Tumor whole exome sequencing has allowed identifying mutations that potentially represent tumor-specific T cell epitopes [13]. Yet, such mutations must occur in protein-coding regions and be contained within peptides binding to MHC molecules. There are numerous algorithms used to predict whether a peptide binds to a specific MHC allele [14,15] and quantitative peptide/MHC-binding assays can be used to demonstrate the formation of peptide/MHC complexes [16]. However, whether a mutated MHC binding peptide is effective in generating tumor-reactive T cells depends on whether the mutated epitopes are generated by the tumor and expressed as surface peptide/MHC complexes. This fundamental requirement is challenging to demonstrate since it requires proof of the mutated peptide presence bound to the tumor MHC molecule, for example by mass spectrometry sequencing of peptides eluted from purified MHC proteins [17]. Alternatively, attesting tumor cell recognition by T cells specific for mutated peptide would demonstrate this prerequisite. Because these approaches are technically challenging, many choose to select mutated peptides solely on the basis on MHC binding predictions to produce peptide cocktail vaccines, not taking into consideration the possibility that peptides not corresponding to true tumor T cell epitopes could generate irrelevant T cell responses that may diminish the effectiveness of the vaccine.

Although there are multiple pros and cons related to the use of TAgs from each group (Table 2), there is still no clear evidence that antigens from one of these types will be more effective than the others. The most significant issue for selecting a TAg is related to potential immune tolerance that could affect the quality of the T cell response (capacity to recognize the tumor cell). Nevertheless, there are examples of successfully eliciting anti-tumor T cell responses to “self-antigens”, when immune tolerance was predicted [1821].

4. Immunization strategy

Whatever TAg type is selected, diverse vaccination approaches have been explored, such as recombinant proteins, recombinant viruses, DNA vaccines and synthetic peptides. These vaccines are directly administered in vivo with the expectation that professional antigen-presenting cells (pAPCs) such as dendritic cells (DCs) will capture vaccine components and stimulate T cell responses.

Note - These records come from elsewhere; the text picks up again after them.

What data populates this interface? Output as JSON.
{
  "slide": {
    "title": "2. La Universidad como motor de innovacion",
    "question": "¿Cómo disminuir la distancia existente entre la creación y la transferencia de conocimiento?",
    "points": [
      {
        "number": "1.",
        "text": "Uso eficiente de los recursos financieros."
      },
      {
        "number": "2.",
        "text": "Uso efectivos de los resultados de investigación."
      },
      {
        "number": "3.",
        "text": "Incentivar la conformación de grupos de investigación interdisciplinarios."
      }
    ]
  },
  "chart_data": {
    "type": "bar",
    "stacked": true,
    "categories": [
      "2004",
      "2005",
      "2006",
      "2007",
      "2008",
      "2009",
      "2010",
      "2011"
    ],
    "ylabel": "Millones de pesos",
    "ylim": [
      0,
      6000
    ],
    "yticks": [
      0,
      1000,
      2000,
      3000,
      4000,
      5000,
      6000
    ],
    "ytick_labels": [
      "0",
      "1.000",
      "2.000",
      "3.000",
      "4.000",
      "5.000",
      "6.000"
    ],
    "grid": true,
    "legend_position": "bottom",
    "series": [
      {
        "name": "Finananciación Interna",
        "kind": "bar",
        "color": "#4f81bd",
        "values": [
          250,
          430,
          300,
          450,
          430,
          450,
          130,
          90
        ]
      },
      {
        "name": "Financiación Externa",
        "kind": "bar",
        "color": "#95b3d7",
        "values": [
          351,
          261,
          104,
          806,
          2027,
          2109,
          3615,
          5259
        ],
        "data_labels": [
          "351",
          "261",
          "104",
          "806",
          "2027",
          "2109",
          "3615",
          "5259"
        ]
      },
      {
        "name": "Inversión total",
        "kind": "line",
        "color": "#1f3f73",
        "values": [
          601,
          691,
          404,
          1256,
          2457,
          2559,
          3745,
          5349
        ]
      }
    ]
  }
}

In other cases the vaccine components are loaded ex vivo onto DCs to produce cell-based vaccines. The goal is that the DCs presenting the peptide/MHC complexes will stimulate T cells via their T cell receptor (TCR), inducing them to proliferate and become effector cells. However, it is evident that effective T cell activation leading to expansion, survival and effector function requires more than simple TCR stimulation (Signal 1). DCs need appropriate activation to provide immune costimulatory signals that promote T cell survival and proliferation after TCR stimulation. Costimulation occurs either in the form of cell surface receptor-ligand interactions between T cells and DCs (Signal 2), or via cytokines (Signal 3). Signal 1 without Signals 2 and 3 fails to generate effective T cell responses and leads to T cell dysfunction [22,23]. During an immune response to an infectious agent, DC activation results from stimulation of pattern recognition receptors (PRRs) such as toll-like receptors (TLRs), and RIG-I-like receptors (RLR) by microbial components [24]. Helper CD4 T lymphocytes (HTLs) further promote DC activation through CD40L/CD40 [25]. Consequently, effective CTL vaccines must contain immune adjuvants that stimulate PRRs, and should stimulate HTLs. Agonistic antibodies to CD40 have been used to enhance the effectiveness of CTL-inducing vaccines that may not trigger HTL responses [20,25,26].

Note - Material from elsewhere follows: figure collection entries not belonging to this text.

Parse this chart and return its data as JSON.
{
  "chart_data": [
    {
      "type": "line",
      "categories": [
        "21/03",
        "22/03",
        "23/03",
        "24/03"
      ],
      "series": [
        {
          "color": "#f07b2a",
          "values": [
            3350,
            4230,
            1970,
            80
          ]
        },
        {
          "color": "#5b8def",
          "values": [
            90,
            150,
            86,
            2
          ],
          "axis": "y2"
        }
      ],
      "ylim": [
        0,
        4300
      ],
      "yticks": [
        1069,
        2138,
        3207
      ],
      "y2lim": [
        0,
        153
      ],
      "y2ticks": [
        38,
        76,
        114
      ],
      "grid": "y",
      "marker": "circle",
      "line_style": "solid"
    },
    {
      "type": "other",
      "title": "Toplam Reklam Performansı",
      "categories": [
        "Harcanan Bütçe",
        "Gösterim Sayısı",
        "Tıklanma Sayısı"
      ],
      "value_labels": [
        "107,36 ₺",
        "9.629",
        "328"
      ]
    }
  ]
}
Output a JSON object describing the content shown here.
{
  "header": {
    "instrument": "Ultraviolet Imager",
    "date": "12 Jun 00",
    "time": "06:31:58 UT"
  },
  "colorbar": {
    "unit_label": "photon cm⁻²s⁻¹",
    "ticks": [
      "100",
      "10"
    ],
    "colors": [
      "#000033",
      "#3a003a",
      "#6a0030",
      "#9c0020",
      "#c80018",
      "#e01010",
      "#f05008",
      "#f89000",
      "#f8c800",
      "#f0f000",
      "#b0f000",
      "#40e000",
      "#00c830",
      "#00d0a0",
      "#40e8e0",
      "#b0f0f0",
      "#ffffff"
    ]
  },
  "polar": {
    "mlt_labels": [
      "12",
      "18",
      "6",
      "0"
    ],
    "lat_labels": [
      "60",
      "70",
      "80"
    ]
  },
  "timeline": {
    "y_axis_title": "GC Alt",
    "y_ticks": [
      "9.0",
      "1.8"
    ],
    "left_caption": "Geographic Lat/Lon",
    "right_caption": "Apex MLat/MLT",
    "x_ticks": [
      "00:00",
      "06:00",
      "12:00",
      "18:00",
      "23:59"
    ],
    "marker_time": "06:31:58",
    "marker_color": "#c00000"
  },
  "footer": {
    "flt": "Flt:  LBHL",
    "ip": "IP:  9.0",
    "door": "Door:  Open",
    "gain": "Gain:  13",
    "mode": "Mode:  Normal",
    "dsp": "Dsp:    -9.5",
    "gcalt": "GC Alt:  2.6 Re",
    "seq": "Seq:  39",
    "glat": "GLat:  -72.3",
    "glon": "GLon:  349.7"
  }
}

We believe that examining how the immune system responds to an acute infection could facilitate developing effective cancer vaccines that elicit large and lasting CTL responses. During the course of an immune response to infectious pathogen, the activated CTLs will encounter antigen again on infected non-professional APCs cells (e.g., epithelial cells). Under these circumstances, production of type-I interferon (IFN-I) by the infected cells will function as Signal 3 allowing the CTLs to survive and continue to expand until the infection is resolved [27,28]. These basic concepts could be applied for developing cancer vaccines.

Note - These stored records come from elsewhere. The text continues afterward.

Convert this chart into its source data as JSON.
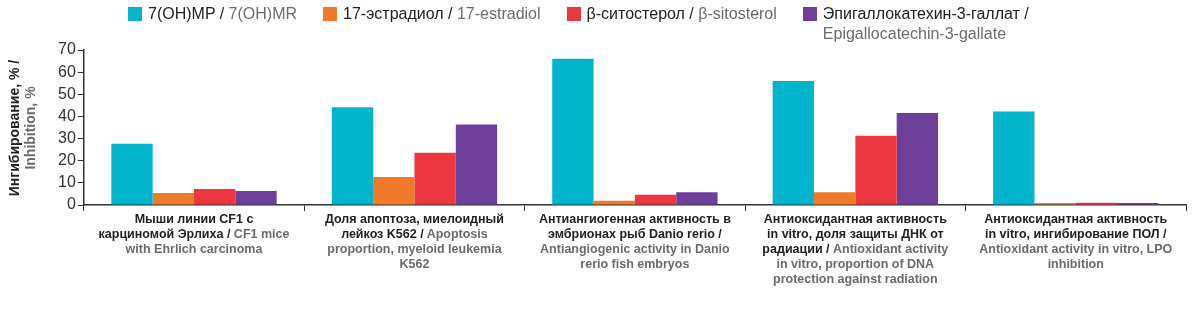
{
  "chart_data": {
    "type": "bar",
    "ylabel": "Ингибирование, % / Inhibition, %",
    "categories": [
      "Мыши линии CF1 с карциномой Эрлиха / CF1 mice with Ehrlich carcinoma",
      "Доля апоптоза, миелоидный лейкоз K562 / Apoptosis proportion, myeloid leukemia K562",
      "Антиангиогенная активность в эмбрионах рыб Danio rerio / Antiangiogenic activity in Danio rerio fish embryos",
      "Антиоксидантная активность in vitro, доля защиты ДНК от радиации / Antioxidant activity in vitro, proportion of DNA protection against radiation",
      "Антиоксидантная активность in vitro, ингибирование ПОЛ / Antioxidant activity in vitro, LPO inhibition"
    ],
    "series": [
      {
        "name": "7(OH)MP / 7(OH)MR",
        "color": "#00b4cc",
        "values": [
          27.7,
          44.1,
          66,
          56,
          42.2
        ]
      },
      {
        "name": "17-эстрадиол / 17-estradiol",
        "color": "#f07a2a",
        "values": [
          5.4,
          12.6,
          1.9,
          5.8,
          0.5
        ]
      },
      {
        "name": "β-ситостерол / β-sitosterol",
        "color": "#ec3640",
        "values": [
          7.2,
          23.6,
          4.6,
          31.3,
          1
        ]
      },
      {
        "name": "Эпигаллокатехин-3-галлат / Epigallocatechin-3-gallate",
        "color": "#6d3f98",
        "values": [
          6.3,
          36.3,
          5.8,
          41.5,
          0.5
        ]
      }
    ],
    "ylim": [
      0,
      70
    ],
    "yticks": [
      0,
      10,
      20,
      30,
      40,
      50,
      60,
      70
    ],
    "grid": false,
    "legend": "top"
  }
}
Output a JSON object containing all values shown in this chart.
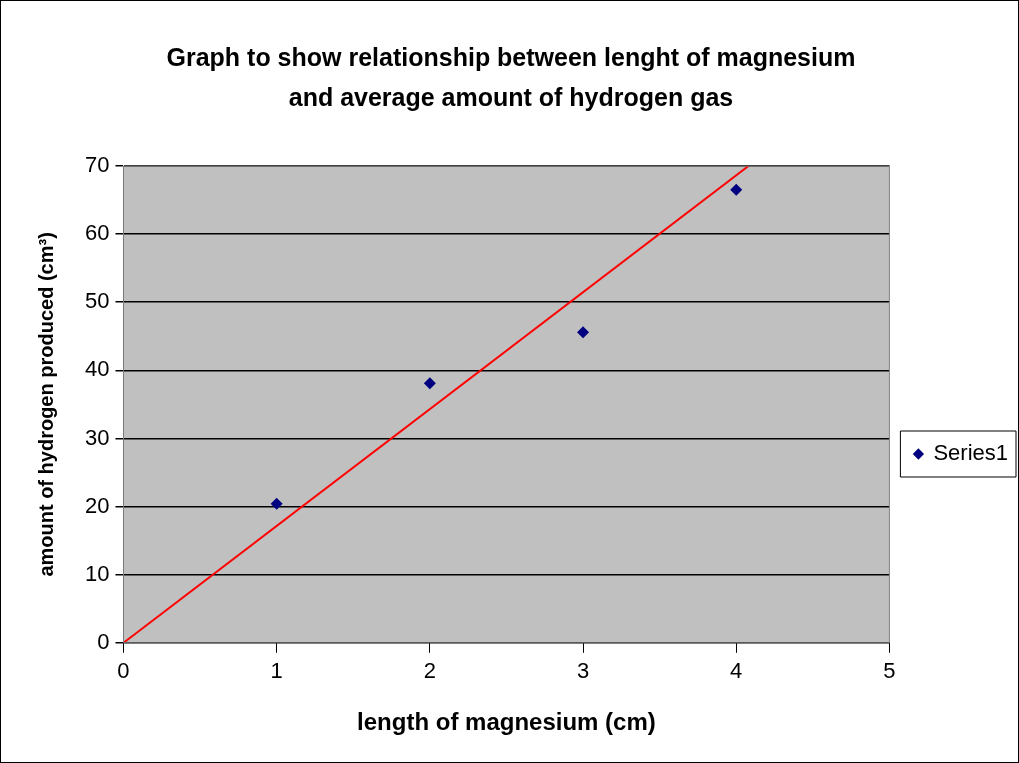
{
  "chart_data": {
    "type": "scatter",
    "title": "Graph to show relationship between lenght of magnesium and average amount of hydrogen gas",
    "xlabel": "length of magnesium (cm)",
    "ylabel": "amount of hydrogen produced (cm³)",
    "x": [
      1,
      2,
      3,
      4
    ],
    "series": [
      {
        "name": "Series1",
        "color": "#000080",
        "values": [
          20.4,
          38.1,
          45.6,
          66.5
        ],
        "marker": "diamond"
      },
      {
        "type": "line",
        "color": "#ff0000",
        "x": [
          0,
          4.08
        ],
        "values": [
          0,
          70
        ],
        "marker": "none",
        "line_style": "solid"
      }
    ],
    "xlim": [
      0,
      5
    ],
    "xticks": [
      0,
      1,
      2,
      3,
      4,
      5
    ],
    "ylim": [
      0,
      70
    ],
    "yticks": [
      0,
      10,
      20,
      30,
      40,
      50,
      60,
      70
    ],
    "grid": "y",
    "legend": "right"
  }
}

5. Optimization of peptide vaccines

Many favor synthetic peptides as the source of TAg for developing vaccines because they are easy to manufacture and characterize in a cost-effective manner for the clinic. Unfortunately, numerous clinical studies using peptide vaccines have resulted in suboptimal therapeutic benefit in most patients [2931]. We attribute this failure to two major causes: 1) suboptimal immunogenicity, and 2) the presence of an immunosuppressive tumor microenvironment.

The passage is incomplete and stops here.